History of Football
Ancient times
The Greek epic "Odyssey" of Homer tells the story about Odysseus. He arrived on the island of Faiakes after being shipwricked. Nausikaa, the daughter of King Alkinoos, found him on the beach when she was playing a ball game with her servants. Thereafter, King's sons, Laodamas and Halios, started to play in honour of Odysseus. The first one threw with both hands a giant purple ball while the second caught it in air.
The National Museum of Archaeology in Athens has a marble relief, a tomb monument (500 BC) found in Piraeus, which shows a Greek athlete balancing a ball on his thigh, supposedly demonstrating a training technique to his pupil. The boy may possibly be bouncing another smaller ball.
Ball games were used as training technique, practised on a field (sfairodromion) or in a room (sfairisterion). Later, the playing-field was also called "palaistra" (palaestra) which became more popular as wrestling-field.
It is claimed that the game of "Episkyros", also known as "Ephebike", was practised in Greece as long ago as 800 BC. One of the basic rules was that you were allowed to use your hands, which really suggests that it is a closer relation to rugby than football. However, many of the characteristics of the game are similar to football, particularly the dimensions of the pitch and the fact that 12 players formed a team.
Julius Pollux (150-200 AD) was a teach and scholar of rhetoric and oratory. He was from Naucratis (Egypt), became tutor to the Emperor Commodus in Rome, and eventually took a job in Athens. He had a reputation for being unintelligent, his "Dictionary Onomasticon" (a collection of Greek names and terms, with explanatory notes, made about 180 AD) seems to many readers to be disorganized. However, Pollux' book contains many anecdotes that offer evidence about many aspects of the ancient world. In his book, he explained : "Two teams are separated with a line, made with piece of chalk, and behind each team there is another line. The purpose of the game is throwing a ball over the opposite team without passing the line in the middle, trying to reach to line behind the opponent."
Another Greek ball game that many have claimed to be a forerunner of football is the game of "Harpaston", also called "Phaininda". Something worth considering is that "Harpaston" is the Greek word for handball and not football.

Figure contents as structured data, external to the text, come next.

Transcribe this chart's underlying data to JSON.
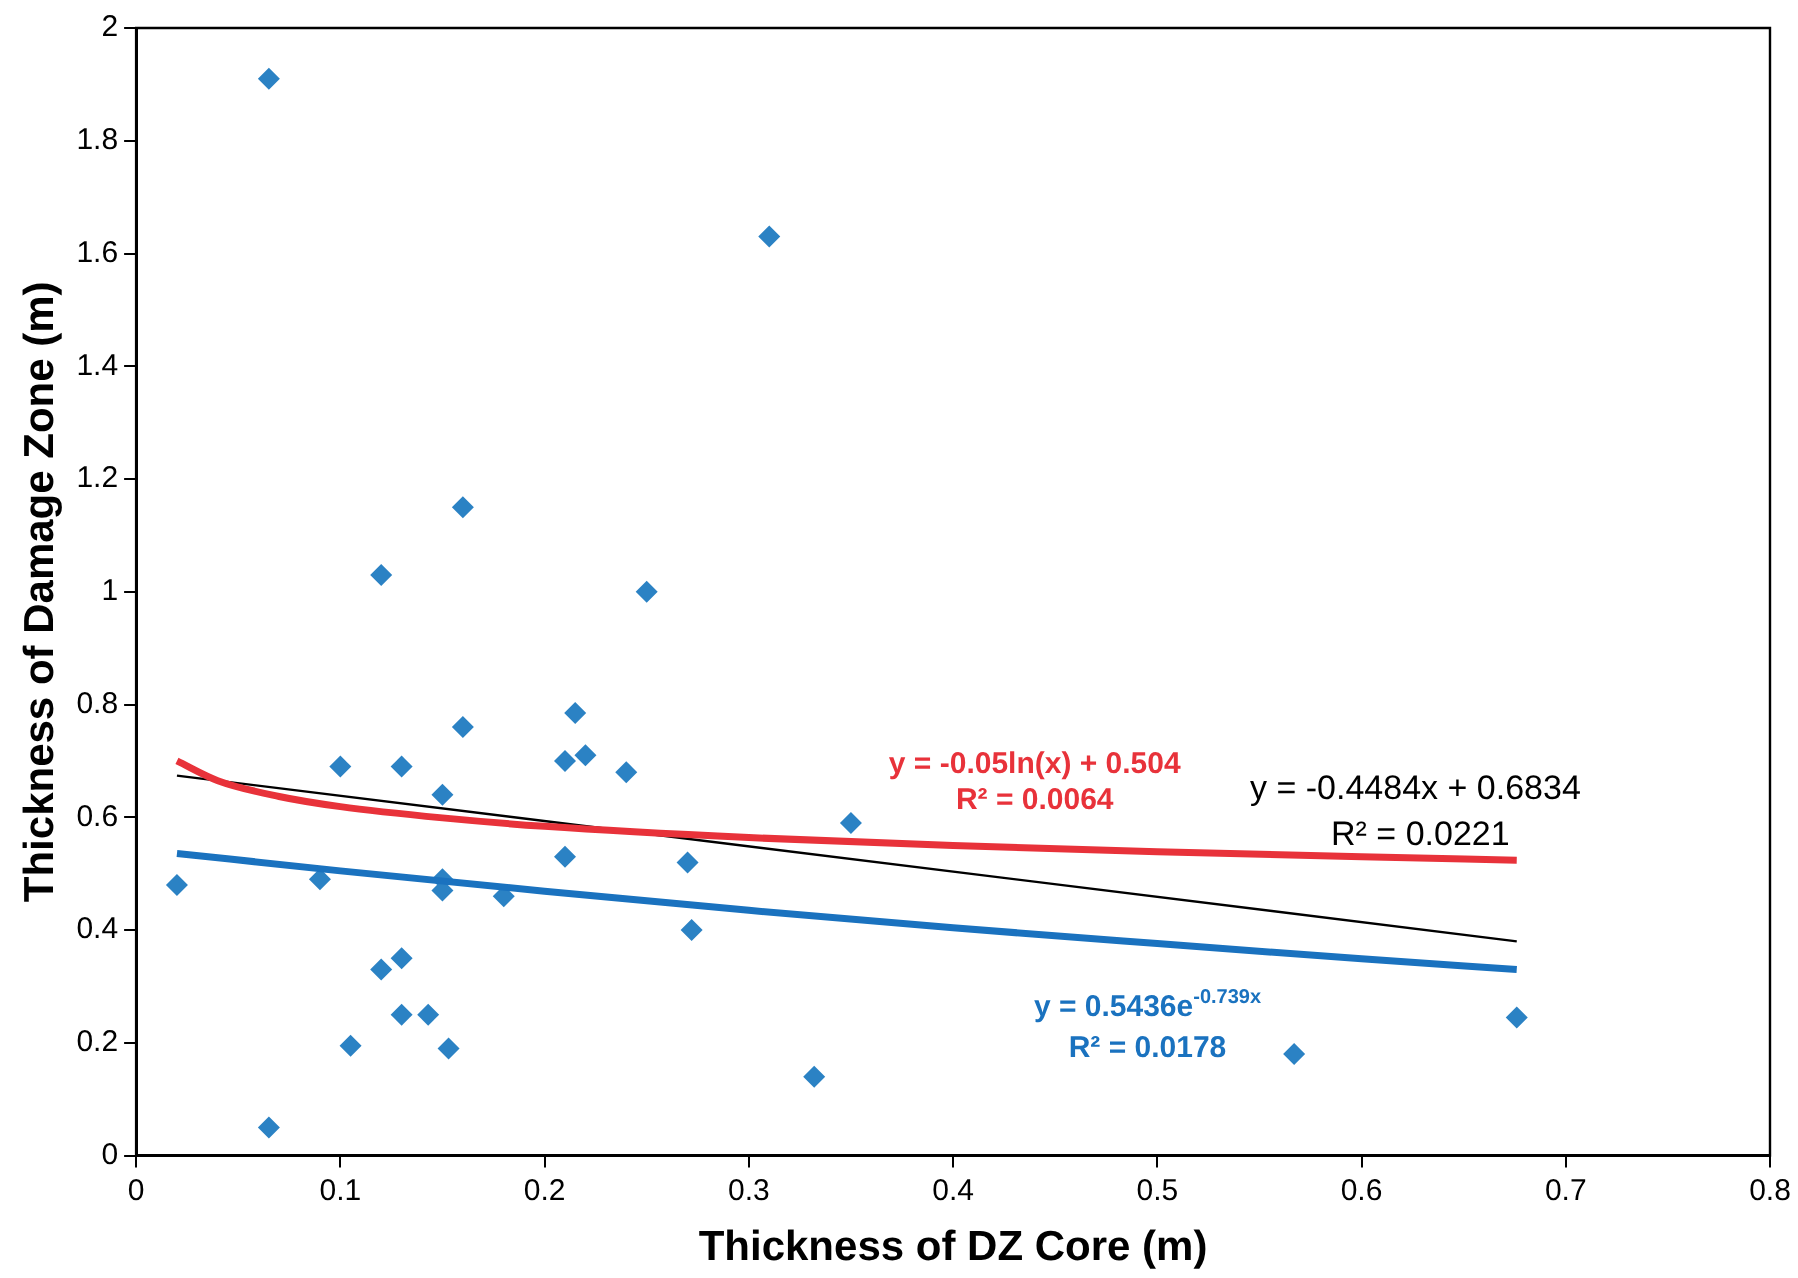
{
  "chart_data": {
    "type": "scatter",
    "xlabel": "Thickness of DZ Core (m)",
    "ylabel": "Thickness of Damage Zone (m)",
    "xlim": [
      0,
      0.8
    ],
    "xticks": [
      0,
      0.1,
      0.2,
      0.3,
      0.4,
      0.5,
      0.6,
      0.7,
      0.8
    ],
    "ylim": [
      0,
      2
    ],
    "yticks": [
      0,
      0.2,
      0.4,
      0.6,
      0.8,
      1,
      1.2,
      1.4,
      1.6,
      1.8,
      2
    ],
    "grid": false,
    "legend": false,
    "series": [
      {
        "type": "scatter",
        "marker": "diamond",
        "color": "#2b82c4",
        "x": [
          0.02,
          0.065,
          0.065,
          0.09,
          0.1,
          0.105,
          0.12,
          0.12,
          0.13,
          0.13,
          0.13,
          0.143,
          0.15,
          0.15,
          0.15,
          0.153,
          0.16,
          0.16,
          0.18,
          0.21,
          0.21,
          0.215,
          0.22,
          0.24,
          0.25,
          0.27,
          0.272,
          0.31,
          0.332,
          0.35,
          0.567,
          0.676
        ],
        "values": [
          0.48,
          1.91,
          0.05,
          0.49,
          0.69,
          0.195,
          1.03,
          0.33,
          0.69,
          0.35,
          0.25,
          0.25,
          0.64,
          0.49,
          0.47,
          0.19,
          1.15,
          0.76,
          0.46,
          0.7,
          0.53,
          0.785,
          0.71,
          0.68,
          1.0,
          0.52,
          0.4,
          1.63,
          0.14,
          0.59,
          0.18,
          0.245
        ]
      },
      {
        "type": "line",
        "marker": "none",
        "color": "#e8323a",
        "x": [
          0.02,
          0.04,
          0.07,
          0.1,
          0.15,
          0.2,
          0.3,
          0.4,
          0.5,
          0.6,
          0.676
        ],
        "values": [
          0.7,
          0.665,
          0.637,
          0.619,
          0.599,
          0.584,
          0.564,
          0.55,
          0.539,
          0.53,
          0.524
        ]
      },
      {
        "type": "line",
        "marker": "none",
        "color": "#000000",
        "x": [
          0.02,
          0.676
        ],
        "values": [
          0.674,
          0.38
        ]
      },
      {
        "type": "line",
        "marker": "none",
        "color": "#1a72bf",
        "x": [
          0.02,
          0.1,
          0.2,
          0.3,
          0.4,
          0.5,
          0.6,
          0.676
        ],
        "values": [
          0.536,
          0.505,
          0.469,
          0.435,
          0.404,
          0.376,
          0.349,
          0.33
        ]
      }
    ],
    "annotations": [
      "y = -0.05ln(x) + 0.504",
      "R² = 0.0064",
      "y = -0.4484x + 0.6834",
      "R² = 0.0221",
      "y = 0.5436e$^{-0.739x}$",
      "R² = 0.0178"
    ]
  }
}
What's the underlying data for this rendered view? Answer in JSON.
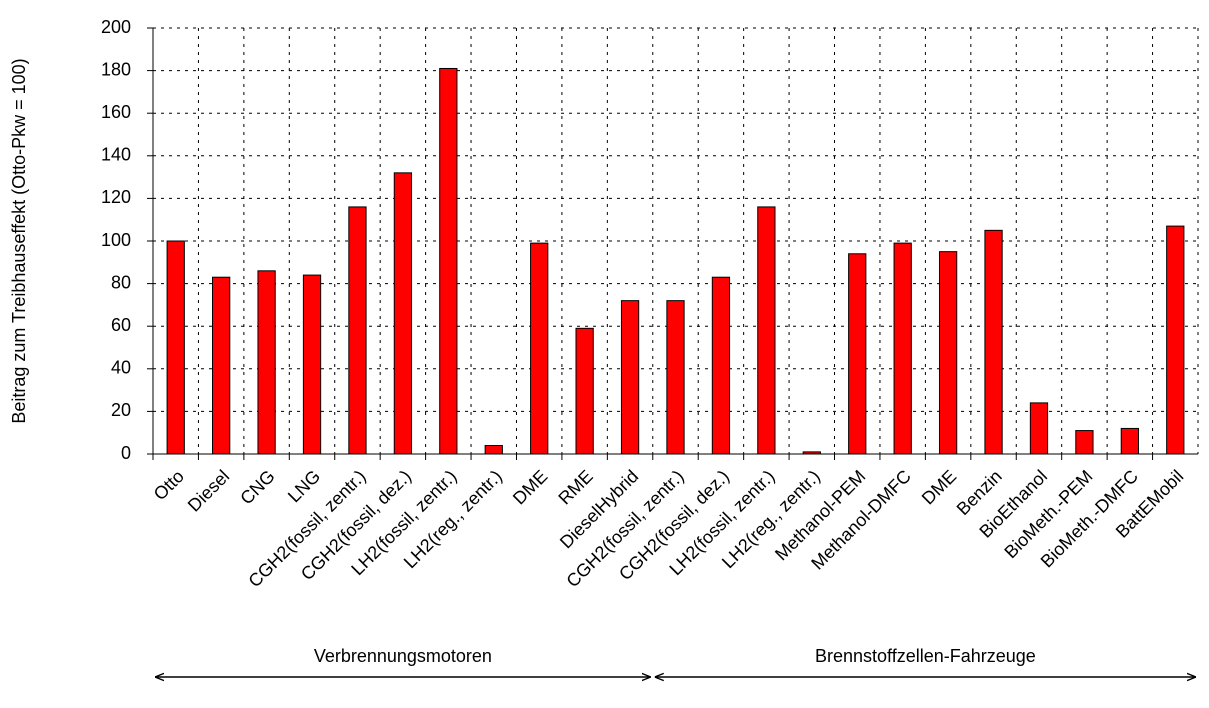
{
  "chart_data": {
    "type": "bar",
    "y_label": "Beitrag zum Treibhauseffekt (Otto-Pkw = 100)",
    "categories": [
      "Otto",
      "Diesel",
      "CNG",
      "LNG",
      "CGH2(fossil, zentr.)",
      "CGH2(fossil, dez.)",
      "LH2(fossil, zentr.)",
      "LH2(reg., zentr.)",
      "DME",
      "RME",
      "DieselHybrid",
      "CGH2(fossil, zentr.)",
      "CGH2(fossil, dez.)",
      "LH2(fossil, zentr.)",
      "LH2(reg., zentr.)",
      "Methanol-PEM",
      "Methanol-DMFC",
      "DME",
      "Benzin",
      "BioEthanol",
      "BioMeth.-PEM",
      "BioMeth.-DMFC",
      "BattEMobil"
    ],
    "values": [
      100,
      83,
      86,
      84,
      116,
      132,
      181,
      4,
      99,
      59,
      72,
      72,
      83,
      116,
      1,
      94,
      99,
      95,
      105,
      24,
      11,
      12,
      107
    ],
    "color": "#ff0000",
    "ylim": [
      0,
      200
    ],
    "yticks": [
      0,
      20,
      40,
      60,
      80,
      100,
      120,
      140,
      160,
      180,
      200
    ],
    "grid": true,
    "groups": [
      {
        "label": "Verbrennungsmotoren",
        "count": 11
      },
      {
        "label": "Brennstoffzellen-Fahrzeuge",
        "count": 12
      }
    ]
  }
}
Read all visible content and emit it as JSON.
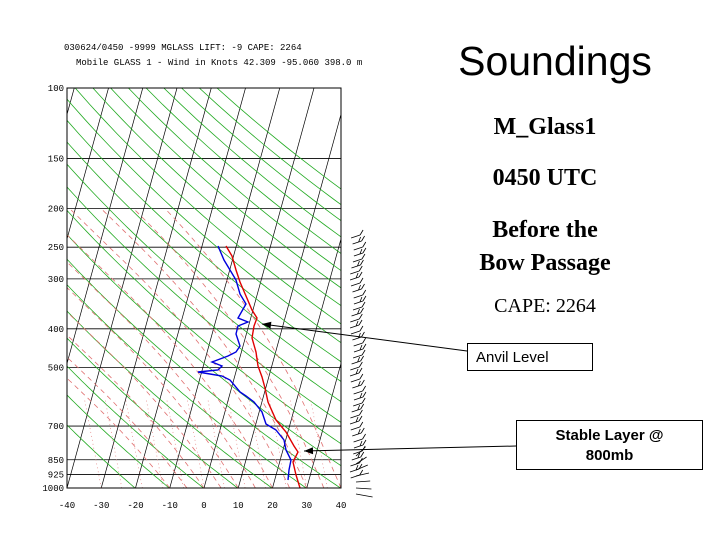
{
  "header": {
    "line1": "030624/0450 -9999  MGLASS  LIFT:    -9 CAPE:   2264",
    "line2": "Mobile GLASS 1 - Wind in Knots  42.309  -95.060   398.0 m"
  },
  "title": "Soundings",
  "info": {
    "station": "M_Glass1",
    "time": "0450 UTC",
    "event_line1": "Before the",
    "event_line2": "Bow Passage",
    "cape": "CAPE: 2264"
  },
  "callouts": {
    "anvil": "Anvil Level",
    "stable_line1": "Stable Layer @",
    "stable_line2": "800mb"
  },
  "chart_data": {
    "type": "skew-t",
    "pressure_ticks": [
      100,
      150,
      200,
      250,
      300,
      400,
      500,
      700,
      850,
      925,
      1000
    ],
    "temperature_ticks": [
      -40,
      -30,
      -20,
      -10,
      0,
      10,
      20,
      30,
      40
    ],
    "xlim": [
      -40,
      40
    ],
    "ylim": [
      1000,
      100
    ],
    "colors": {
      "temperature": "#e00000",
      "dewpoint": "#0000dd",
      "isotherm": "#000000",
      "dry_adiabat": "#22aa22",
      "moist_adiabat": "#e07070"
    }
  }
}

Since the Greeks were the greatest intellects of their time, it is very hard to believe that they made such a fundamental error in naming one of their games. The greatest contribution made to football by the Greeks was that the Romans took the games of "Episkyros" and "Harpaston" and evolved them into a game called "Harpastum". They also added the vital ingredient of kicking. The Roman game of "Harpastum" is considered by many to be a real forerunner to football.
The "Ball-player Relief" (The National Museum of Archaeology in Athens) forms the decoration on one side of a square base that once supported a statue of a "kouros" (nude, standing male figure from the Archaic Period). The other two decorated sides of the relief (it must have been intended to back up against a wall) represent other popular sports in ancient Athens : athletics on the front (a jumper, wrestlers and a javelin-thrower) and on the other side a cat-and-dog fight amid onlookers. The side represented in the cast shows what seem to be two teams of players engaged in a game rather like volley-ball without the net, one player is about to lob the ball, while another seems concerned not to tread on his team-mate's toes. The base and its kouros would have been set up in the ancient city about 510 BC, shortly before the democratic reforms of Kleisthenes. The pink tint of the background represents the stain which on the original represents the ancient red-painted ground.
Of course, the Greeks were settlers of many sports games, e.g. athletics, field hockey, wrestling, and they were the first who held competitions.